As I have mentioned, I am a classically trained, western medical health professional. I am not a physician, however, I am a Nurse Practitioner. We are trained a bit differently than physicians, and in a way that I feel is more holistic. We are trained from day one to see the humanistic side of medicine, to view the patient as a whole being, rather than the sum of the parts. The body cannot be healed without addressing the spiritual, emotional aspects of the human being.

The human body is an amazing machine, and with great consistency, it works flawlessly. Most people live their lives to the ripe old age of 80 something, without any major medical problems. Most medical issues will simply resolve on their own regardless of treatment. Most minor issues such as sinusitis, ear infections, minor lacerations, viral illnesses such as colds/flu, and seasonal allergies are self limiting, and the body does an excellent job of healing. These issues almost always resolve with what we refer to as "tincture of time." People do not like to accept that answer, however. Many want an immediate, quick and easy fix.

Our society is very quick to assume that modern medicine has a "secret book" of treatments, available only to those who have attended medical school. This magic book contains all of the recipes for treating illness, and is kept hidden, under lock and key. The providers of the world are assumed to have the ability to fix anything, to treat anything, and if they do not offer a fix, they are assumed to be withholding treatment intentionally.

I can tell you, this is not the case. One of the most shocking things I learned while transitioning from a registered nurse to a nurse practitioner was the absolute limitation in options we have as providers. We only have a few things to offer, a few laboratory tests, an x-ray or two, a few medications that may or may not be effective. Most medications also go along with an enormous list of potential side effects that have to be taken into consideration. Many prescription medications are not necessary, and can lead to a variety of new problems. The risk vs benefit of any treatment needs to be considered.

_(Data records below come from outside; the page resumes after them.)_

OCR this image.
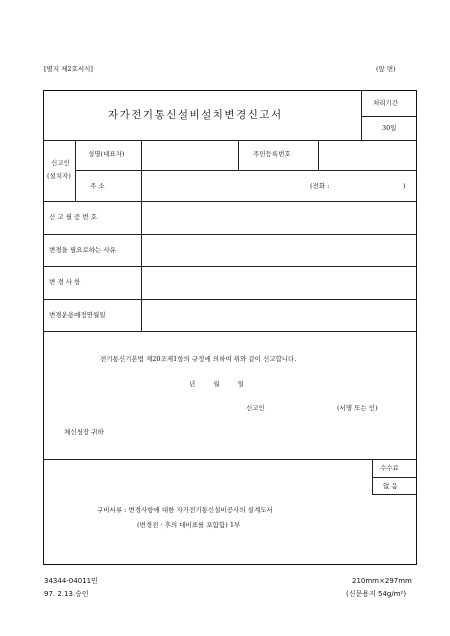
[별지 제2호서식]	(앞 면)
자가전기통신설비설치변경신고서
처리기간
30일
신고인
(설치자)
성명(대표자)	주민등록번호
주 소	(전화 :	)
신 고 필 증 번 호
변경을 필요로하는 사유
변 경 사 항
변경운용예정연월일
전기통신기본법 제20조제1항의 규정에 의하여 위와 같이 신고합니다.
년 월 일
신고인	(서명 또는 인)
체신청장 귀하
수수료
없 음
구비서류 : 변경사항에 대한 자가전기통신설비공사의 설계도서
(변경전 · 후의 대비표를 포함함) 1부
34344-04011민
97. 2.13.승인
210mm×297mm
(신문용지 54g/m²)
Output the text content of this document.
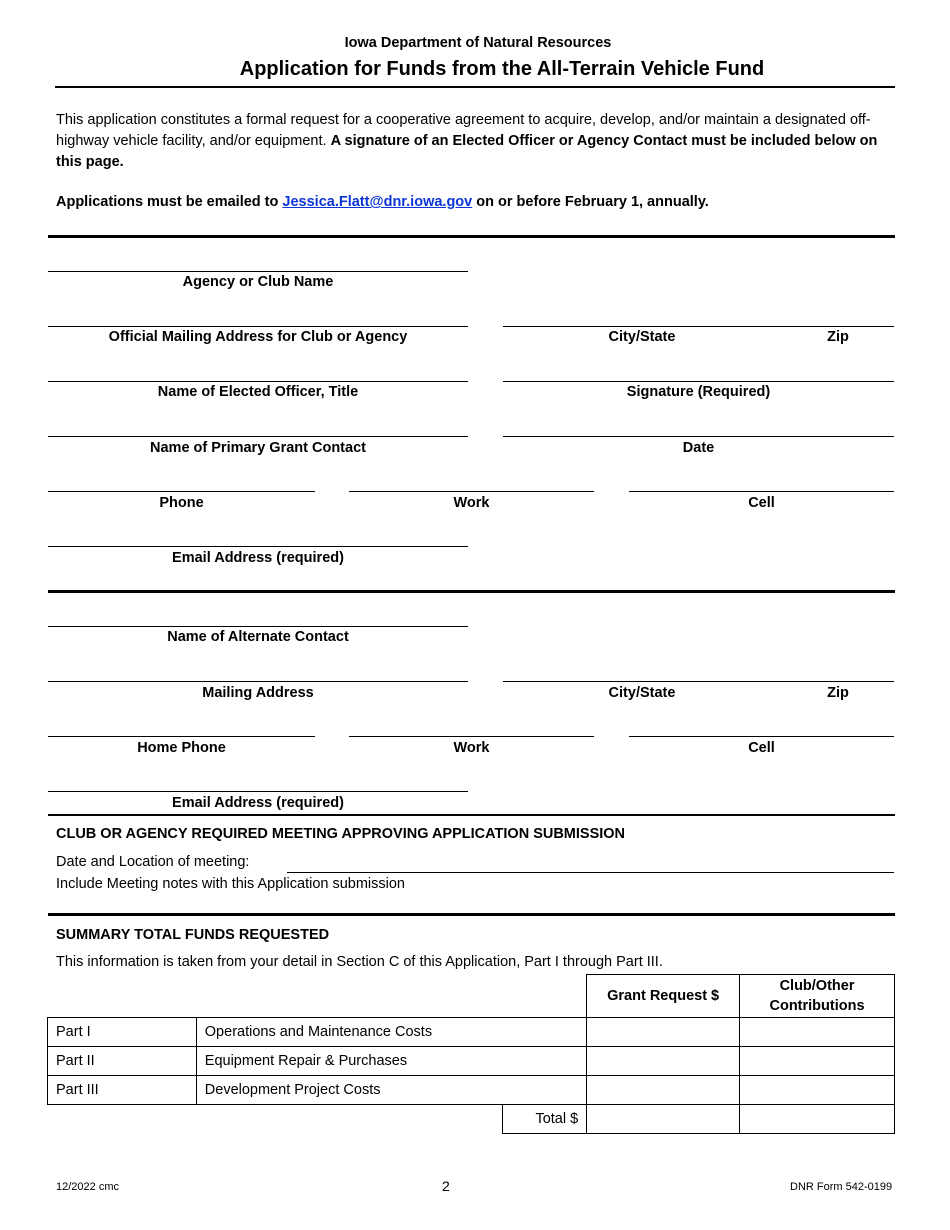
Iowa Department of Natural Resources
Application for Funds from the All-Terrain Vehicle Fund
This application constitutes a formal request for a cooperative agreement to acquire, develop, and/or maintain a designated off-highway vehicle facility, and/or equipment. A signature of an Elected Officer or Agency Contact must be included below on this page.
Applications must be emailed to Jessica.Flatt@dnr.iowa.gov on or before February 1, annually.
Agency or Club Name
Official Mailing Address for Club or Agency	City/State	Zip
Name of Elected Officer, Title	Signature (Required)
Name of Primary Grant Contact	Date
Phone	Work	Cell
Email Address (required)
Name of Alternate Contact
Mailing Address	City/State	Zip
Home Phone	Work	Cell
Email Address (required)
CLUB OR AGENCY REQUIRED MEETING APPROVING APPLICATION SUBMISSION
Date and Location of meeting:
Include Meeting notes with this Application submission
SUMMARY TOTAL FUNDS REQUESTED
This information is taken from your detail in Section C of this Application, Part I through Part III.
			Grant Request $	Club/Other Contributions
Part I	Operations and Maintenance Costs			
Part II	Equipment Repair & Purchases			
Part III	Development Project Costs			
		Total $		
12/2022 cmc	2	DNR Form 542-0199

We are making progress in many areas of medicine, but we are still far from able to treat many conditions effectively enough. MS is a wonderful example of this. MS, and many other autoimmune diseases such as type 1 diabetes and lupus, remain major medical mysteries. We have come a long way, but we haven't gone far enough. We have our handful of treatment options for RRMS, but the benefits are not that impressive from a statistical standpoint. Reduction of relapses at about 30-50% are about the most we can hope for, and this is better than the "zero options" that my grandmother had with MS in the 1950s.

When you visit your provider, keep in mind that they may not have an answer for every question you may have. Your provider is doing their best, I am sure....but the answer "I do not know" is an acceptable one sometimes. I always trust providers who admit that they do not have an answer, because this is honesty. If your provider says, "well, if you really want to take something you can try this..." this is code for- "you really do not need this."

Disease modifying medications can make a major difference in the life of an MS patient. I have chosen to take Tecfidera myself, and I am happy with it at this point. None of these medications are perfect, and many come with a host of side effects that range from unpleasant to deadly. The price of these and other new prescription medication is an outrage, in my opinion. I have serious issues with the way our pharmaceutical system works, and I would change it if I could. These are our options at this point in time however, and I am grateful that we have them. You should have a frank discussion with your provider before selecting a medication for yourself, and I would highly recommend being on one of these DMDs if recommended.

Trust your body to be able to handle most minor issues. Your body is an intricate, well constructed, dynamic machine that is much wiser than we are as health providers. Now and then, the body might need an extra hand at combating an infection, but not always. Listen to your body! Prevention is the key! Get your immunizations, get some exercise, eat healthy foods, and obviously avoid smoking and alcohol. MS aside, we all need the same basic advice on remaining healthy and living the best life possible.